Morning Thanks

Garrison Keillor once said we'd all be better off if we all started the day by giving thanks for just one thing. I'll try.

Monday, August 01, 2016

"The beauty way" in our backyard



Don't be fooled. After months of our persistent, dedicated nursing, there may well be more color in the garden right now than there is at any other time of year, more ripe brilliance. In some corners, it's pure holiday. Out here on the edge of the plains, all that gaudy pigmentation is almost embarrassing.

But then nothing gold can stay, said Frost, the old New Englander, and he was right. The camera lens makes abundantly clear that peak beauty is already somewhere behind. Maybe a week or two ago, we could have caught the abundance all around without the slightest wince, but that glory hasn't lasted and never will. Right now, right there in the middle of all that color, signs of the seasons' imminent demise are all around. Tomorrow it'll be worse. 


Right now, you'll read it only if you look up close. From a distance, even an arm's length, we're in Eden. But put a lens on all that beauty and intimations of mortality sing what'll surely be a dirge. 

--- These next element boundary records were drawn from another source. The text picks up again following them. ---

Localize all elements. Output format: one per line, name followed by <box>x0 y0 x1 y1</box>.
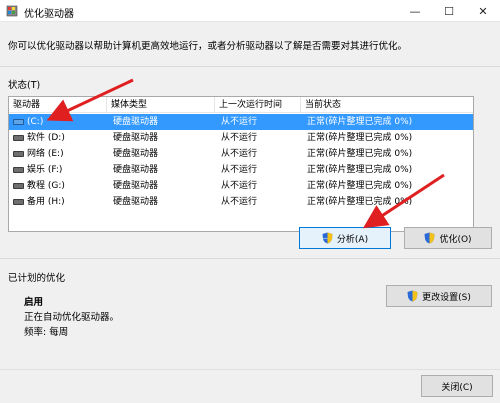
table-row[interactable]: 网络 (E:) 硬盘驱动器 从不运行 正常(碎片整理已完成 0%) <box>9 146 473 162</box>
optimize-button[interactable]: 优化(O) <box>404 227 492 249</box>
uac-shield-icon <box>407 290 418 302</box>
table-row[interactable]: 备用 (H:) 硬盘驱动器 从不运行 正常(碎片整理已完成 0%) <box>9 194 473 210</box>
close-button[interactable]: 关闭(C) <box>421 375 493 397</box>
hard-drive-icon <box>13 199 24 205</box>
drive-name: 备用 (H:) <box>27 197 65 207</box>
last-run-cell: 从不运行 <box>221 117 258 127</box>
schedule-auto-text: 正在自动优化驱动器。 <box>24 312 120 323</box>
maximize-button[interactable]: ☐ <box>432 0 466 22</box>
status-cell: 正常(碎片整理已完成 0%) <box>307 149 413 159</box>
last-run-cell: 从不运行 <box>221 165 258 175</box>
main-content: 你可以优化驱动器以帮助计算机更高效地运行，或者分析驱动器以了解是否需要对其进行优… <box>0 22 500 369</box>
column-header-last-run[interactable]: 上一次运行时间 <box>215 97 301 113</box>
minimize-button[interactable]: — <box>398 0 432 22</box>
schedule-frequency-text: 频率: 每周 <box>24 327 69 338</box>
last-run-cell: 从不运行 <box>221 181 258 191</box>
media-type-cell: 硬盘驱动器 <box>113 149 159 159</box>
status-cell: 正常(碎片整理已完成 0%) <box>307 197 413 207</box>
media-type-cell: 硬盘驱动器 <box>113 117 159 127</box>
analyze-button-label: 分析(A) <box>336 234 369 245</box>
change-settings-button[interactable]: 更改设置(S) <box>386 285 492 307</box>
table-row[interactable]: 教程 (G:) 硬盘驱动器 从不运行 正常(碎片整理已完成 0%) <box>9 178 473 194</box>
separator <box>0 66 500 67</box>
optimize-button-label: 优化(O) <box>439 234 472 245</box>
analyze-button[interactable]: 分析(A) <box>299 227 391 249</box>
title-bar: 优化驱动器 — ☐ ✕ <box>0 0 500 22</box>
drive-name: (C:) <box>27 117 44 127</box>
status-cell: 正常(碎片整理已完成 0%) <box>307 181 413 191</box>
drive-name: 教程 (G:) <box>27 181 65 191</box>
table-header: 驱动器 媒体类型 上一次运行时间 当前状态 <box>9 97 473 113</box>
column-header-media[interactable]: 媒体类型 <box>107 97 215 113</box>
last-run-cell: 从不运行 <box>221 197 258 207</box>
column-header-drive[interactable]: 驱动器 <box>9 97 107 113</box>
drive-cell: 备用 (H:) <box>9 194 107 210</box>
change-settings-button-label: 更改设置(S) <box>422 292 471 303</box>
drive-table[interactable]: 驱动器 媒体类型 上一次运行时间 当前状态 (C:) 硬盘驱动器 从不运行 正常(碎片… <box>8 96 474 232</box>
hard-drive-icon <box>13 151 24 157</box>
last-run-cell: 从不运行 <box>221 149 258 159</box>
column-header-status[interactable]: 当前状态 <box>301 97 475 113</box>
hard-drive-icon <box>13 183 24 189</box>
window-title: 优化驱动器 <box>24 9 74 20</box>
uac-shield-icon <box>424 232 435 244</box>
drive-cell: 教程 (G:) <box>9 178 107 194</box>
drive-name: 娱乐 (F:) <box>27 165 63 175</box>
scheduled-optimization-label: 已计划的优化 <box>8 273 66 284</box>
close-window-button[interactable]: ✕ <box>466 0 500 22</box>
schedule-enabled-label: 启用 <box>24 297 44 308</box>
table-row[interactable]: (C:) 硬盘驱动器 从不运行 正常(碎片整理已完成 0%) <box>9 114 473 130</box>
status-cell: 正常(碎片整理已完成 0%) <box>307 117 413 127</box>
status-cell: 正常(碎片整理已完成 0%) <box>307 165 413 175</box>
table-row[interactable]: 软件 (D:) 硬盘驱动器 从不运行 正常(碎片整理已完成 0%) <box>9 130 473 146</box>
drive-cell: 网络 (E:) <box>9 146 107 162</box>
defrag-app-icon <box>6 5 18 17</box>
hard-drive-icon <box>13 135 24 141</box>
media-type-cell: 硬盘驱动器 <box>113 197 159 207</box>
media-type-cell: 硬盘驱动器 <box>113 165 159 175</box>
last-run-cell: 从不运行 <box>221 133 258 143</box>
status-label: 状态(T) <box>8 80 41 91</box>
drive-cell: (C:) <box>9 114 107 130</box>
uac-shield-icon <box>322 232 333 244</box>
hard-drive-icon <box>13 119 24 125</box>
intro-text: 你可以优化驱动器以帮助计算机更高效地运行，或者分析驱动器以了解是否需要对其进行优… <box>8 41 408 52</box>
drive-name: 软件 (D:) <box>27 133 65 143</box>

They're wildflowers, not the hybrid production of some greenhouse genius; and none of them, really, is anywhere near perfect even during their prime days. In a swirling mass of their peers, a gaggle of black-eyed susans is perfectly darling; but up close you can't help but realize how easy it is to be deceived. "Woe and woe and woe," they say; The voice of Jeremiah in every last one of these aging beauties is too evident: "the end is near."


Look for yourself. 

It could be depressing. Could be enough to make someone leave the garden altogether. Up close and personal, death is already stalking right here amid the profusion of color. It's unmistakable, as sure as solstice.


But amid all these blazing symbols of the fall, here and there some late bloomers appear, including this miracle.  I don't know its name, and its delicate character seems an anomaly. 


It rises on a stem so thin that you can't help but wonder how it holds its head up at all, and there's no other way to describe the pink than "unnatural." But there it is, in the heat and the wind, in the storms that come around in spades. All around, cone-flowers are showing their age, but this pink miracle rises as if out of nowhere, despite the fact that everything moves it. It can't be still unless the world is, and out here on the edge of the plains stillness a rare blessing. This beauty, bare-naked, is as momentary as dawn.

Traditionally, the Navajo call the blessed way of life "the beauty way." I can't say I know the doctrines of that faith with any exactness, but from what little I know I think it means trying to live like this little late-season apparition, trying to bring to the world what this little beauty does in my own backyard, if only for a little while. 

Like everything here, I guess. If not the light of the world, its blessed, beaming color. 

1 comment:

Anonymous said...

The pink flower on a slender stalk is a Poppy. Wild CA. poppies are orange and treasured.